Other models do not fare any better. The total expense ratio consists primarily of management fees and additional expenses such as trading fees and legal fees, but do not always include all expenses – some performance-related fees, for example, may be left out.

In 2013, leading discretionary managers, Quilter Cheviot and Rathbones, collaborated in a bid to create a transparent comparative pricing model to calculate the total cost of using a discretionary manager, expressed as an annual percentage.

However, even this was met with criticism because it omitted some charges, and the data was not readily available for advisers.

Miles Robinson, head of UK financial intermediaries at Tilney for Intermediaries, said that the providers have endeavoured to support advisers by putting together a document that answers questions most commonly asked by advisers during the process.

Describing the report findings on charging transparency as “a shame”, Mr Robinson – who is also a chartered financial analyst – gave his backing to the idea of a standardised charging model, adding: “I do feel I would be fully supportive of a global standard of how providers can disclose their fees.”

The majority of respondents of the study believed that outsourcing investment management increases regulatory risk, partly through extra parties being involved and a loss of control.

When it comes to adviser charges, one-third of advisers in the sample said they operated on a maximum 3 per cent initial basis, compared with more than 50 per cent in 2010.

Ten per cent of the sample charged a maximum of up to 1 per cent initial, compared with just over 30 per cent in 2012 and just under 20 per cent in 2010, according to the report.

It added that maximum ongoing fees above 1 per cent were rare, with around half of respondents charging 1 per cent.

One-third of the study’s sample said that an adviser can justify fees when recommending a multi-manager, with just under two-thirds disagreeing.

Securing a complete dataset can be challenging, according to the dossier. Providers are required to disclose top 10 holdings only on factsheets, but some multi-asset funds have more than 40 underlying holdings and model portfolios vary widely, it added.

However, getting to the bottom of the total cost of investing was seen as more straightforward for multi-managers than for DFMs, according to the report. The lack of transparency around DFM pricing, as well as trust in what is disclosed, were major issues.

Providers could “reasonably clean up” how they disclose costs, according to the report, which added: “Instead of doing the minimum – which is the approach too many take – it would be good to see an adviser-first approach.”

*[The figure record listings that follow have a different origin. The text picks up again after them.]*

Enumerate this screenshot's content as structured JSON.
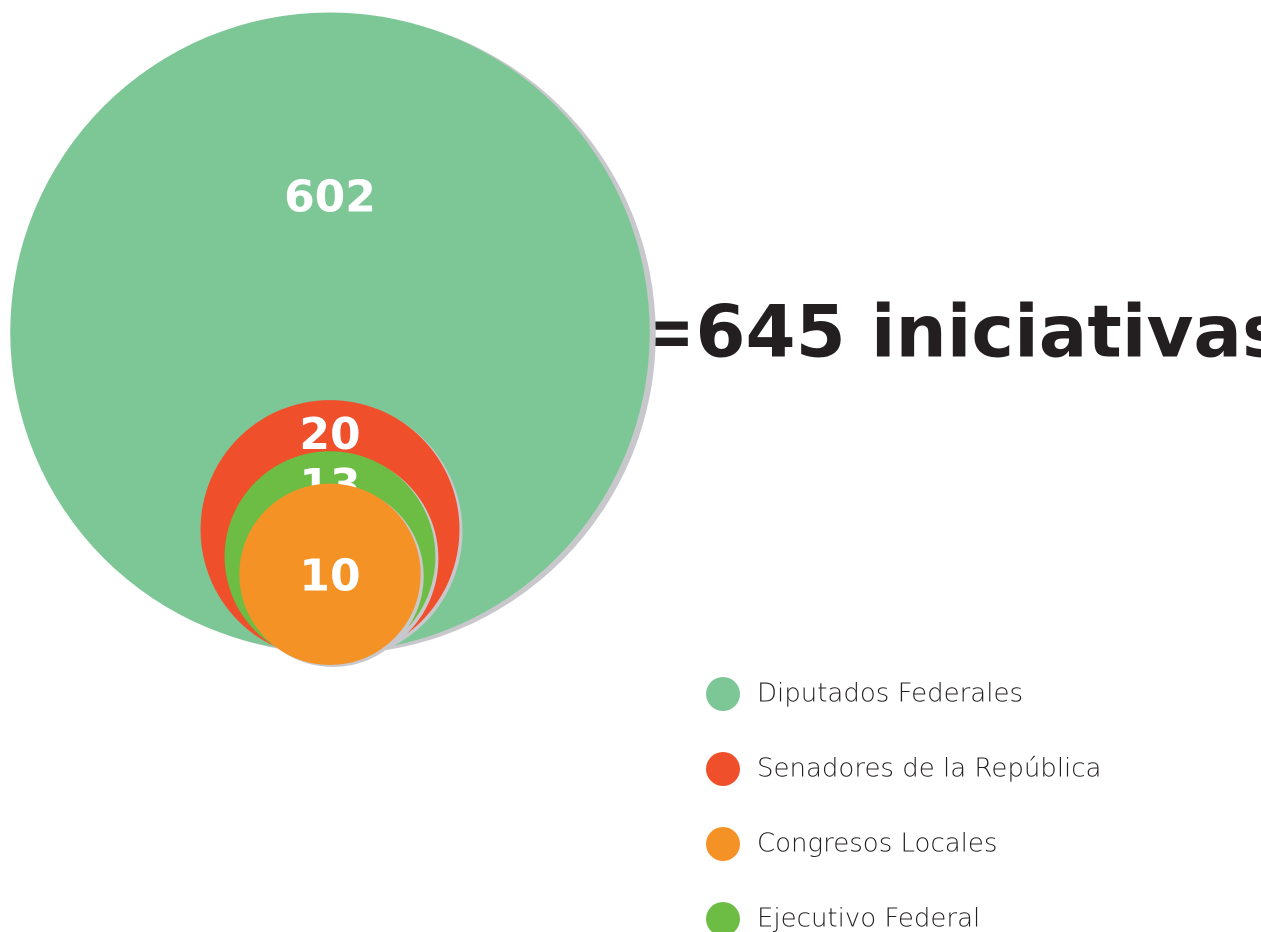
{
  "chart_data": {
    "type": "nested-bubble",
    "title": "=645 iniciativas",
    "series": [
      {
        "name": "Diputados Federales",
        "color": "#7dc797",
        "values": [
          602
        ]
      },
      {
        "name": "Senadores de la República",
        "color": "#f04f2b",
        "values": [
          20
        ]
      },
      {
        "name": "Congresos Locales",
        "color": "#f59226",
        "values": [
          10
        ]
      },
      {
        "name": "Ejecutivo Federal",
        "color": "#6dbd45",
        "values": [
          13
        ]
      }
    ]
  }
}
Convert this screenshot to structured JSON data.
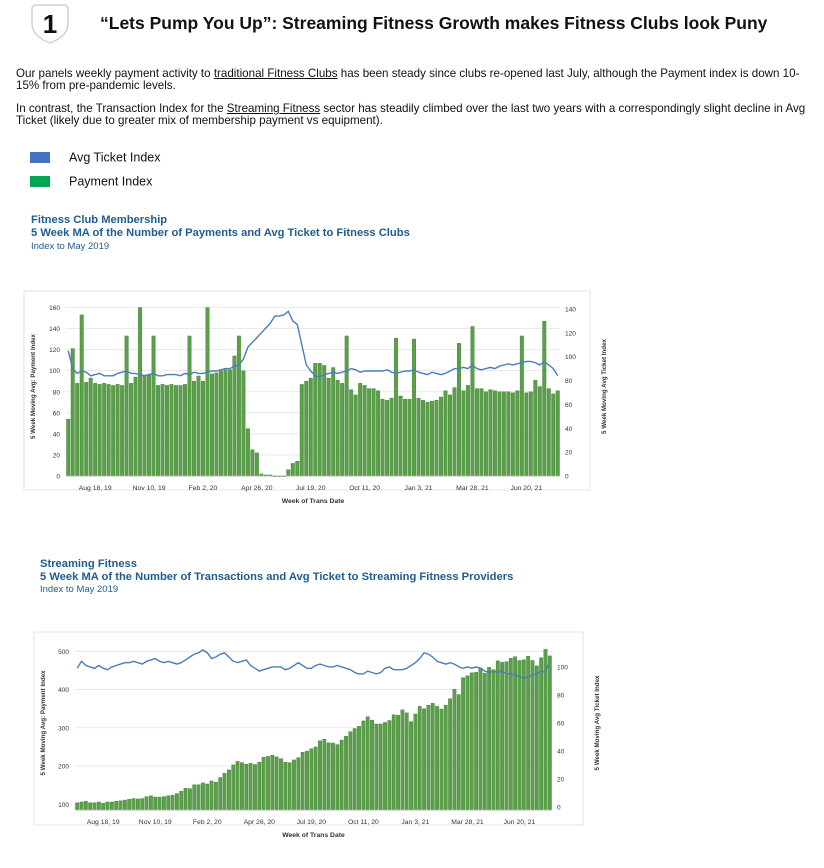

In addition, a lack of uniformity in fund-charging data, in tandem with an absence in consistency across the investment report, means that there is no way for an intermediary to achieve an effective whole of market, time-efficient, quantitative analysis on model portfolios.

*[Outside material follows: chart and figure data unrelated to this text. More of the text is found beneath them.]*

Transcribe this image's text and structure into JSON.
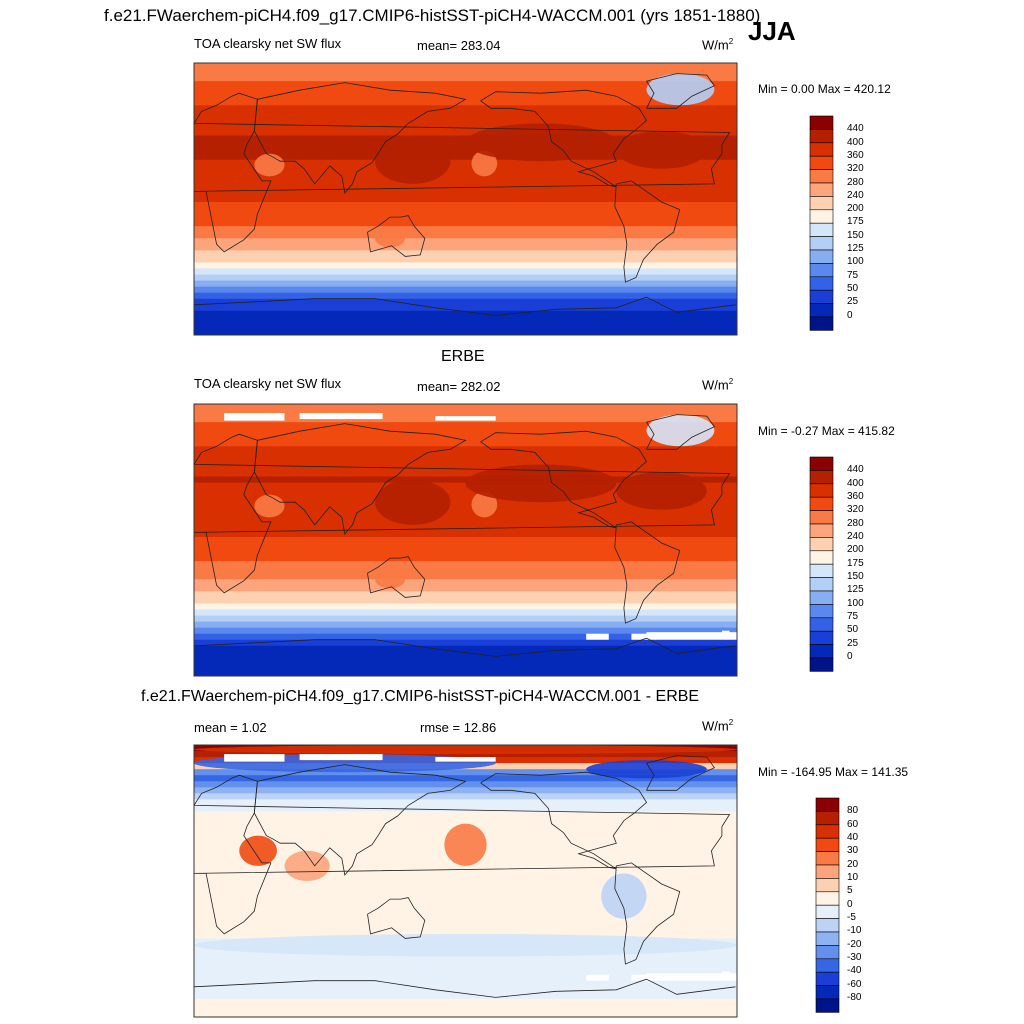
{
  "header": {
    "title": "f.e21.FWaerchem-piCH4.f09_g17.CMIP6-histSST-piCH4-WACCM.001 (yrs 1851-1880)",
    "season": "JJA"
  },
  "panels": [
    {
      "id": "model",
      "variable": "TOA clearsky net SW flux",
      "stat": "mean= 283.04",
      "units": "W/m",
      "units_sup": "2",
      "minmax": "Min =   0.00 Max = 420.12"
    },
    {
      "id": "obs",
      "title": "ERBE",
      "variable": "TOA clearsky net SW flux",
      "stat": "mean= 282.02",
      "units": "W/m",
      "units_sup": "2",
      "minmax": "Min =  -0.27 Max = 415.82"
    },
    {
      "id": "diff",
      "title": "f.e21.FWaerchem-piCH4.f09_g17.CMIP6-histSST-piCH4-WACCM.001 - ERBE",
      "stat": "mean =   1.02",
      "rmse": "rmse =  12.86",
      "units": "W/m",
      "units_sup": "2",
      "minmax": "Min = -164.95 Max = 141.35"
    }
  ],
  "colorbars": {
    "absolute": {
      "levels": [
        "440",
        "400",
        "360",
        "320",
        "280",
        "240",
        "200",
        "175",
        "150",
        "125",
        "100",
        "75",
        "50",
        "25",
        "0"
      ],
      "colors": [
        "#8b0000",
        "#b52000",
        "#d83000",
        "#f04a10",
        "#fa7a45",
        "#fca57c",
        "#fdd0b2",
        "#fff3e6",
        "#d4e6f9",
        "#b3cff5",
        "#88aef2",
        "#5b88ee",
        "#3462e6",
        "#1a3fd6",
        "#0428b8",
        "#001489"
      ]
    },
    "difference": {
      "levels": [
        "80",
        "60",
        "40",
        "30",
        "20",
        "10",
        "5",
        "0",
        "-5",
        "-10",
        "-20",
        "-30",
        "-40",
        "-60",
        "-80"
      ],
      "colors": [
        "#8b0000",
        "#b52000",
        "#d83000",
        "#f04a10",
        "#fa7a45",
        "#fca57c",
        "#fdd0b2",
        "#fff3e6",
        "#e6f0fb",
        "#bcd3f5",
        "#8fb2f0",
        "#6390ec",
        "#3566e4",
        "#1a3fd6",
        "#0428b8",
        "#001489"
      ]
    }
  },
  "chart_data": [
    {
      "type": "heatmap",
      "title": "TOA clearsky net SW flux",
      "subtitle": "mean= 283.04",
      "zlabel": "W/m2",
      "zrange": [
        0.0,
        420.12
      ],
      "x": "longitude (0 to 360, map projection)",
      "y": "latitude (-90 to 90)",
      "zonal_profile": {
        "lat": [
          85,
          70,
          55,
          40,
          25,
          10,
          -5,
          -20,
          -35,
          -50,
          -60,
          -70,
          -80
        ],
        "values": [
          300,
          345,
          380,
          405,
          400,
          375,
          355,
          310,
          240,
          140,
          80,
          30,
          10
        ]
      }
    },
    {
      "type": "heatmap",
      "title": "ERBE",
      "subtitle": "mean= 282.02",
      "zlabel": "W/m2",
      "zrange": [
        -0.27,
        415.82
      ],
      "zonal_profile": {
        "lat": [
          85,
          70,
          55,
          40,
          25,
          10,
          -5,
          -20,
          -35,
          -50,
          -60,
          -70,
          -80
        ],
        "values": [
          290,
          340,
          378,
          400,
          398,
          372,
          352,
          308,
          238,
          140,
          75,
          28,
          8
        ]
      }
    },
    {
      "type": "heatmap",
      "title": "f.e21.FWaerchem-piCH4.f09_g17.CMIP6-histSST-piCH4-WACCM.001 - ERBE",
      "subtitle": "mean =   1.02  rmse =  12.86",
      "zlabel": "W/m2",
      "zrange": [
        -164.95,
        141.35
      ],
      "zonal_profile": {
        "lat": [
          85,
          70,
          55,
          40,
          25,
          10,
          -5,
          -20,
          -35,
          -50,
          -60,
          -70,
          -80
        ],
        "values": [
          80,
          -40,
          -5,
          3,
          3,
          2,
          3,
          3,
          1,
          -3,
          -5,
          -2,
          0
        ]
      }
    }
  ]
}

Emma Bird, a spokesman for the Wealth Management Association, said that MiFid II and PRIIPs will make information available in a common format. She added: “The actual fees and charges paid to the discretionary manager are transparent; it is the disclosure of the costs associated with the product that is the issue, and that is currently the subject of considerable discussion among European regulators and other bodies such as the FCA’s consumer panel.”

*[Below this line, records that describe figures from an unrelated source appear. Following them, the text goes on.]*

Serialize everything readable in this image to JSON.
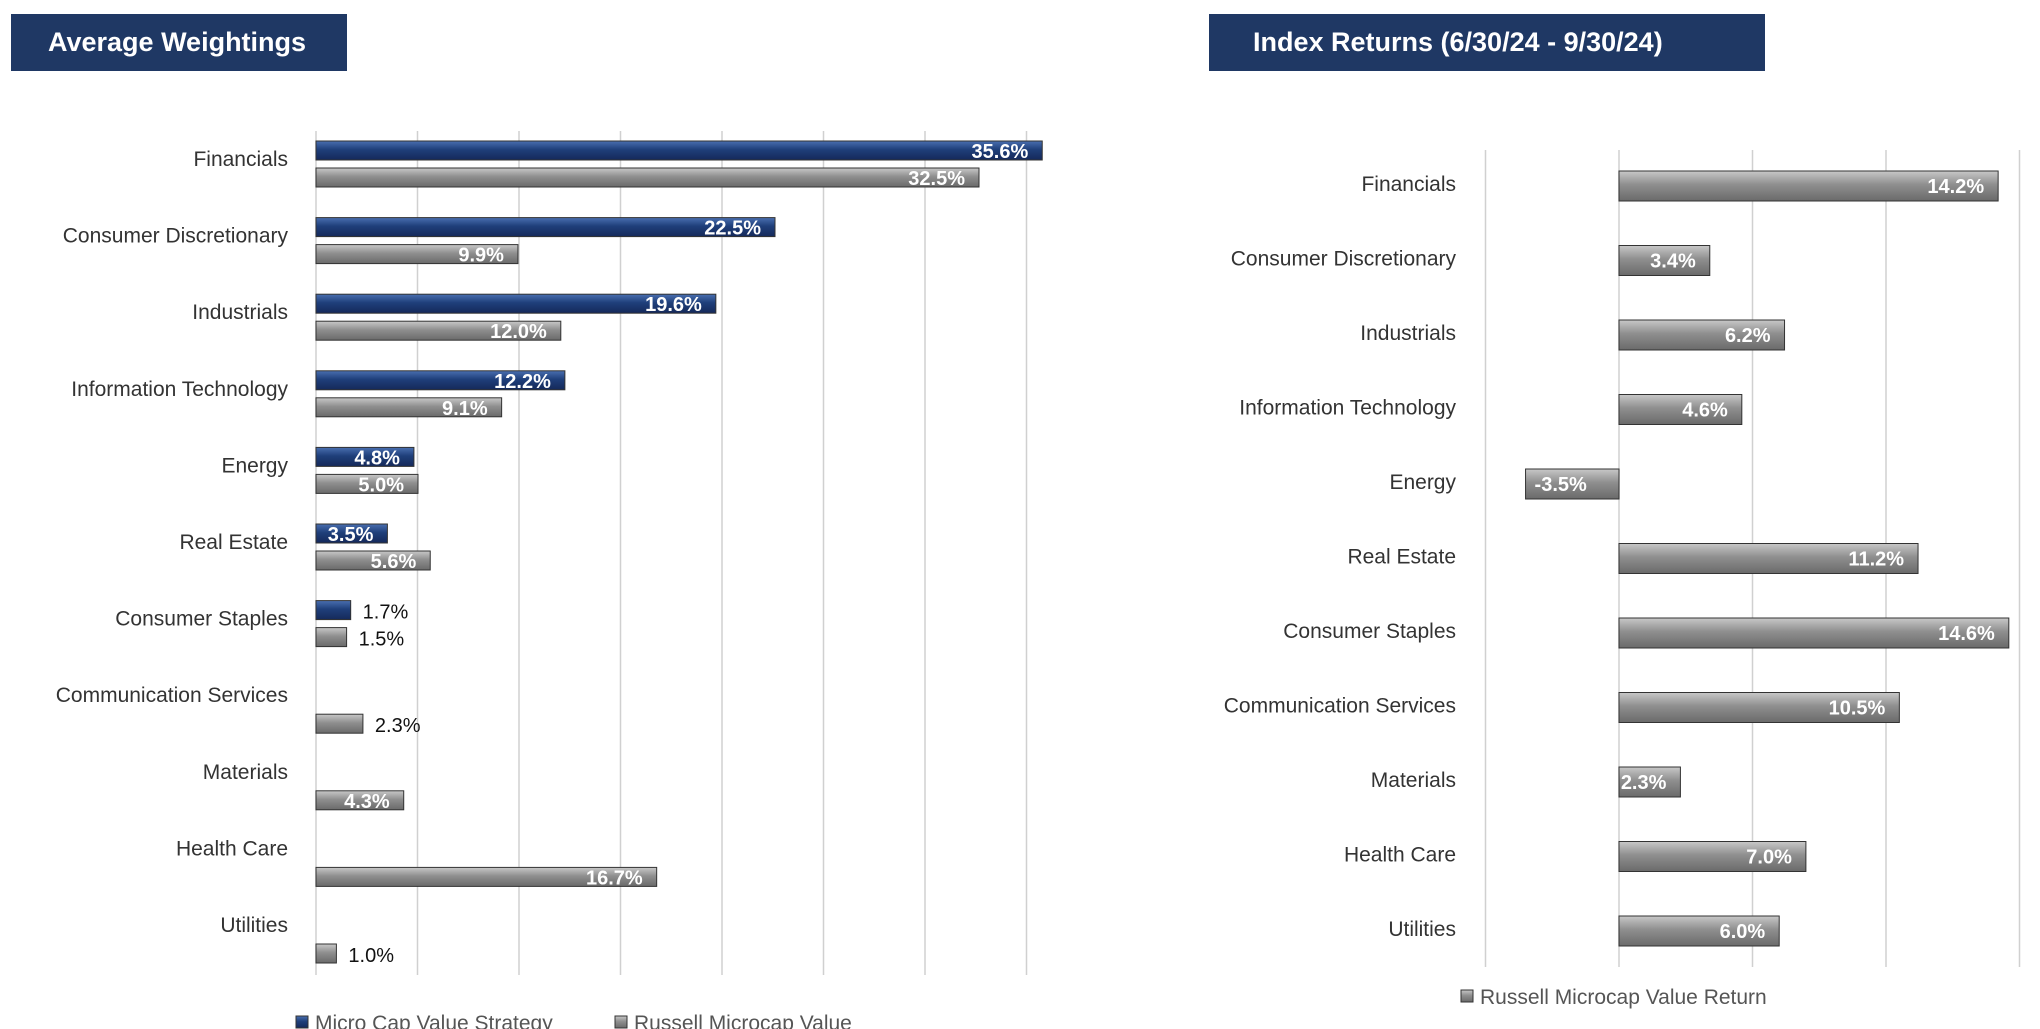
{
  "chart_data": [
    {
      "type": "bar",
      "orientation": "horizontal",
      "title": "Average Weightings",
      "categories": [
        "Financials",
        "Consumer Discretionary",
        "Industrials",
        "Information Technology",
        "Energy",
        "Real Estate",
        "Consumer Staples",
        "Communication Services",
        "Materials",
        "Health Care",
        "Utilities"
      ],
      "series": [
        {
          "name": "Micro Cap Value Strategy",
          "color": "#1f3f7a",
          "values": [
            35.6,
            22.5,
            19.6,
            12.2,
            4.8,
            3.5,
            1.7,
            null,
            null,
            null,
            null
          ],
          "labels": [
            "35.6%",
            "22.5%",
            "19.6%",
            "12.2%",
            "4.8%",
            "3.5%",
            "1.7%",
            "",
            "",
            "",
            ""
          ]
        },
        {
          "name": "Russell Microcap Value",
          "color": "#8a8a8a",
          "values": [
            32.5,
            9.9,
            12.0,
            9.1,
            5.0,
            5.6,
            1.5,
            2.3,
            4.3,
            16.7,
            1.0
          ],
          "labels": [
            "32.5%",
            "9.9%",
            "12.0%",
            "9.1%",
            "5.0%",
            "5.6%",
            "1.5%",
            "2.3%",
            "4.3%",
            "16.7%",
            "1.0%"
          ]
        }
      ],
      "xlim": [
        0,
        35
      ],
      "grid": true,
      "legend": "bottom"
    },
    {
      "type": "bar",
      "orientation": "horizontal",
      "title": "Index Returns (6/30/24 - 9/30/24)",
      "categories": [
        "Financials",
        "Consumer Discretionary",
        "Industrials",
        "Information Technology",
        "Energy",
        "Real Estate",
        "Consumer Staples",
        "Communication Services",
        "Materials",
        "Health Care",
        "Utilities"
      ],
      "series": [
        {
          "name": "Russell Microcap Value Return",
          "color": "#8a8a8a",
          "values": [
            14.2,
            3.4,
            6.2,
            4.6,
            -3.5,
            11.2,
            14.6,
            10.5,
            2.3,
            7.0,
            6.0
          ],
          "labels": [
            "14.2%",
            "3.4%",
            "6.2%",
            "4.6%",
            "-3.5%",
            "11.2%",
            "14.6%",
            "10.5%",
            "2.3%",
            "7.0%",
            "6.0%"
          ]
        }
      ],
      "xlim": [
        -5,
        15
      ],
      "grid": true,
      "legend": "bottom"
    }
  ]
}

The city watchdog has made it clear that it is the onus of the adviser to identify how much the total costs are, whether or not a discretionary manager discloses charges in full.

If advisers are to avoid disciplinary action by the regulator, the due diligence and selection processes need to be, in the words of the report, “highly robust, exhaustive and objective”.

The study continued: “We have seen some excellent examples of good practice during this research, but we have also seen practice which demonstrates quite how much scope there is for development.”

Myron Jobson is a features writer at Financial Adviser

Key Points

A lack of comparable data on pricing, risk and performance is preventing advisers from carrying out top-down due diligence.

Many believe that outsourcing investment management increases regulatory risk.

The city watchdog has made it clear that it is up to the adviser to itemise the total costs.